End-to-end encrypted e-mail has been around for decades, but has failed to see wide adoption outside of specialist communities, in large part because of difficulties with user experience and certification models. To better understand how the Autocrypt effort is different from previous ones here are some of its features:
- Protect first against passive data-collecting adversaries, resist the temptation to early-add complexity which aim to prevent active attacks. See RFC7435 A New Perspective for some motivation of this and the next points.
- Focus on incremental deployment, always consider that there will be both Autocrypt-enabled mail apps and traditional plain ones, interacting with each other.

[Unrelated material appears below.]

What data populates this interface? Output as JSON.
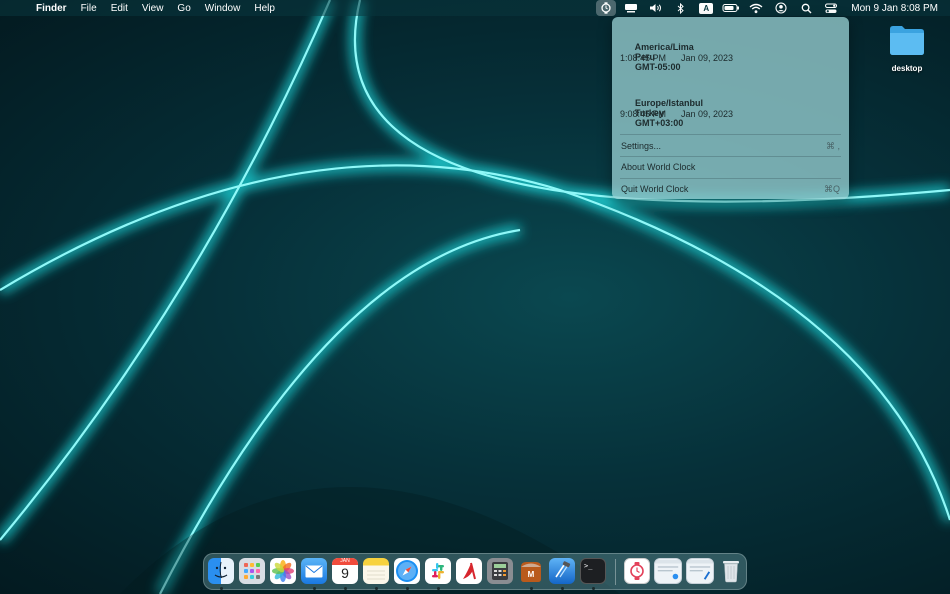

- Don’t ask users anything about keys, ever. And minimize and usability-test what needs to be decided by users and include resulting UI guidance in the specs. Minimize friction for people using multiple mail apps with their accounts.
- Go for mail app changes only, don’t require changes from mail providers or depend on third party services, allowing fluid development of deployable code and specs.
- Use decentralized, in-band key discovery. Make mail apps tell each other how and when to encrypt to each other by attaching necessary information along with mails.
- Implement and specify “Level 0” support in several mail apps in spring 2017. Keep Level 0 minimal enough that it’s easy for developers to adopt it and we can start to drive efforts from real-life experiences. Please see Autocrypt Level 0: Enabling encryption, avoiding annoyances.